A ceiling to shelter us from excess

Friday 9th December 2011, 4:13PM GMT.

THE latest census figures, published yesterday, show that Jersey’s population has risen by an average of some 900 people a year since the last major count in 2001.

When the census was conducted earlier this year, there were 97,857 people living in the Island – which equates to a population density of significantly more than 2,000 per square mile.

It is true that we might still be very far removed from the overcrowding of Hong Kong, Macau or even Monaco, but enough is enough and more stringent controls on immigration must rise to the top of the agenda to reduce unemployment, spare the Island’s over-stressed infrastructure and protect our general quality of life.

Even in the face of a recession that is likely to have limited the influx of new residents, the latest figures indicate that some 6,800 of the 9,000 recorded increase can be accounted for through immigration, far outweighing the excess of births over deaths. This suggests that the rate of immigration has, at least periodically, exceeded government targets.

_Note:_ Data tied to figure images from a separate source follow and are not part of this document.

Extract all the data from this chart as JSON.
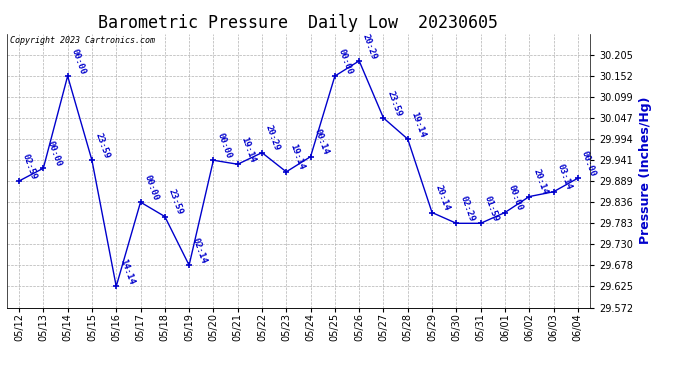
{
  "title": "Barometric Pressure  Daily Low  20230605",
  "ylabel": "Pressure (Inches/Hg)",
  "background_color": "#ffffff",
  "grid_color": "#aaaaaa",
  "line_color": "#0000cc",
  "label_color": "#0000cc",
  "copyright_text": "Copyright 2023 Cartronics.com",
  "dates": [
    "05/12",
    "05/13",
    "05/14",
    "05/15",
    "05/16",
    "05/17",
    "05/18",
    "05/19",
    "05/20",
    "05/21",
    "05/22",
    "05/23",
    "05/24",
    "05/25",
    "05/26",
    "05/27",
    "05/28",
    "05/29",
    "05/30",
    "05/31",
    "06/01",
    "06/02",
    "06/03",
    "06/04"
  ],
  "values": [
    29.889,
    29.921,
    30.152,
    29.941,
    29.625,
    29.836,
    29.8,
    29.678,
    29.941,
    29.931,
    29.96,
    29.912,
    29.95,
    30.152,
    30.19,
    30.047,
    29.994,
    29.81,
    29.783,
    29.783,
    29.81,
    29.85,
    29.862,
    29.896
  ],
  "time_labels": [
    "02:59",
    "00:00",
    "00:00",
    "23:59",
    "14:14",
    "00:00",
    "23:59",
    "02:14",
    "00:00",
    "19:14",
    "20:29",
    "19:14",
    "00:14",
    "00:00",
    "20:29",
    "23:59",
    "19:14",
    "20:14",
    "02:29",
    "01:59",
    "00:00",
    "20:14",
    "03:14",
    "00:00"
  ],
  "ylim_min": 29.572,
  "ylim_max": 30.258,
  "yticks": [
    29.572,
    29.625,
    29.678,
    29.73,
    29.783,
    29.836,
    29.889,
    29.941,
    29.994,
    30.047,
    30.099,
    30.152,
    30.205
  ],
  "title_fontsize": 12,
  "ylabel_fontsize": 9,
  "tick_fontsize": 7,
  "annotation_fontsize": 6.5
}
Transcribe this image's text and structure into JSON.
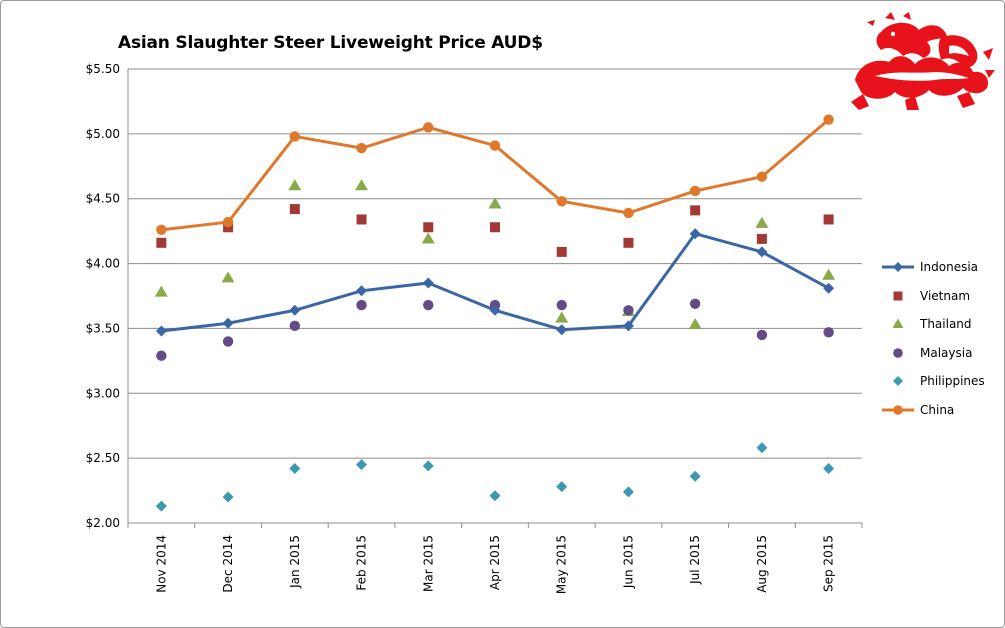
{
  "chart_data": {
    "type": "line",
    "title": "Asian Slaughter Steer Liveweight Price AUD$",
    "categories": [
      "Nov 2014",
      "Dec 2014",
      "Jan 2015",
      "Feb 2015",
      "Mar 2015",
      "Apr 2015",
      "May 2015",
      "Jun 2015",
      "Jul 2015",
      "Aug 2015",
      "Sep 2015"
    ],
    "ylim": [
      2.0,
      5.5
    ],
    "yticks": [
      "$2.00",
      "$2.50",
      "$3.00",
      "$3.50",
      "$4.00",
      "$4.50",
      "$5.00",
      "$5.50"
    ],
    "yticks_values": [
      2.0,
      2.5,
      3.0,
      3.5,
      4.0,
      4.5,
      5.0,
      5.5
    ],
    "grid": true,
    "legend_position": "right",
    "series": [
      {
        "name": "Indonesia",
        "marker": "diamond",
        "line": true,
        "color": "#3a66a6",
        "values": [
          3.48,
          3.54,
          3.64,
          3.79,
          3.85,
          3.64,
          3.49,
          3.52,
          4.23,
          4.09,
          3.81
        ]
      },
      {
        "name": "Vietnam",
        "marker": "square",
        "line": false,
        "color": "#a13a35",
        "values": [
          4.16,
          4.28,
          4.42,
          4.34,
          4.28,
          4.28,
          4.09,
          4.16,
          4.41,
          4.19,
          4.34
        ]
      },
      {
        "name": "Thailand",
        "marker": "triangle",
        "line": false,
        "color": "#8aaa4a",
        "values": [
          3.78,
          3.89,
          4.6,
          4.6,
          4.19,
          4.46,
          3.58,
          3.63,
          3.53,
          4.31,
          3.91
        ]
      },
      {
        "name": "Malaysia",
        "marker": "circle",
        "line": false,
        "color": "#634c86",
        "values": [
          3.29,
          3.4,
          3.52,
          3.68,
          3.68,
          3.68,
          3.68,
          3.64,
          3.69,
          3.45,
          3.47
        ]
      },
      {
        "name": "Philippines",
        "marker": "diamond",
        "line": false,
        "color": "#3d99b0",
        "values": [
          2.13,
          2.2,
          2.42,
          2.45,
          2.44,
          2.21,
          2.28,
          2.24,
          2.36,
          2.58,
          2.42
        ]
      },
      {
        "name": "China",
        "marker": "circle",
        "line": true,
        "color": "#e0782c",
        "values": [
          4.26,
          4.32,
          4.98,
          4.89,
          5.05,
          4.91,
          4.48,
          4.39,
          4.56,
          4.67,
          5.11
        ]
      }
    ]
  }
}
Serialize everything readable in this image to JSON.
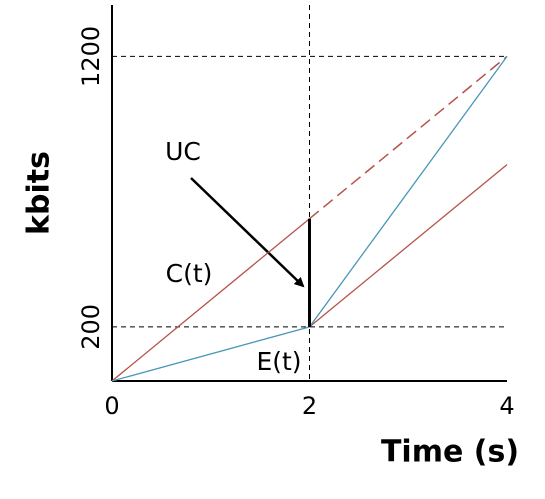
{
  "chart_data": {
    "type": "line",
    "x_label": "Time (s)",
    "y_label": "kbits",
    "xlim": [
      0,
      4
    ],
    "ylim": [
      0,
      1390
    ],
    "xticks": [
      0,
      2,
      4
    ],
    "yticks": [
      200,
      1200
    ],
    "hlines": [
      1200,
      200
    ],
    "vlines": [
      2
    ],
    "series": [
      {
        "name": "C(t)",
        "color": "#b5534a",
        "x": [
          0,
          2
        ],
        "values": [
          0,
          600
        ]
      },
      {
        "color": "#b5534a",
        "dashed": true,
        "x": [
          2,
          4
        ],
        "values": [
          600,
          1200
        ]
      },
      {
        "color": "#b5534a",
        "x": [
          2,
          4
        ],
        "values": [
          200,
          800
        ]
      },
      {
        "name": "E(t)",
        "color": "#4a97b8",
        "x": [
          0,
          2,
          4
        ],
        "values": [
          0,
          200,
          1200
        ]
      },
      {
        "name": "UC",
        "color": "#000000",
        "x": [
          2,
          2
        ],
        "values": [
          200,
          600
        ]
      }
    ]
  }
}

Further analysis of the census results has yet to be undertaken to establish the extent to which the figures have been influenced by, for example, returning graduates, but Chief Minister Ian Gorst has said that he sympathises strongly with the view that a halt must eventually be called. He says that an absolute population ceiling of 100,000 should be set. Moreover, he also says that he believes that he is in tune not only with the feelings of many Islanders, but also with those of many of his fellow States Members.

Senator Gorst’s attitude is encouraging. Although it might be wrong to characterise the attitude of the previous administration by the phrase ‘let it rip’, it was certainly ready to encourage immigration if it was deemed necessary to supply the manpower needed to support growth. Unfortunately, it – and its immediate predecessors – refused to entertain the notion of a ceiling and there was unacceptable woolliness about the extent to which controls should be applied.

We now appear to have a political leader – and, it is to be hoped, a supportive Council of Ministers – ready and willing to tackle a central social and economic problem head on and to apply common sense to an issue which, until recently, was addressed through a sad mixture of unrefined free market doctrine and wishful thinking.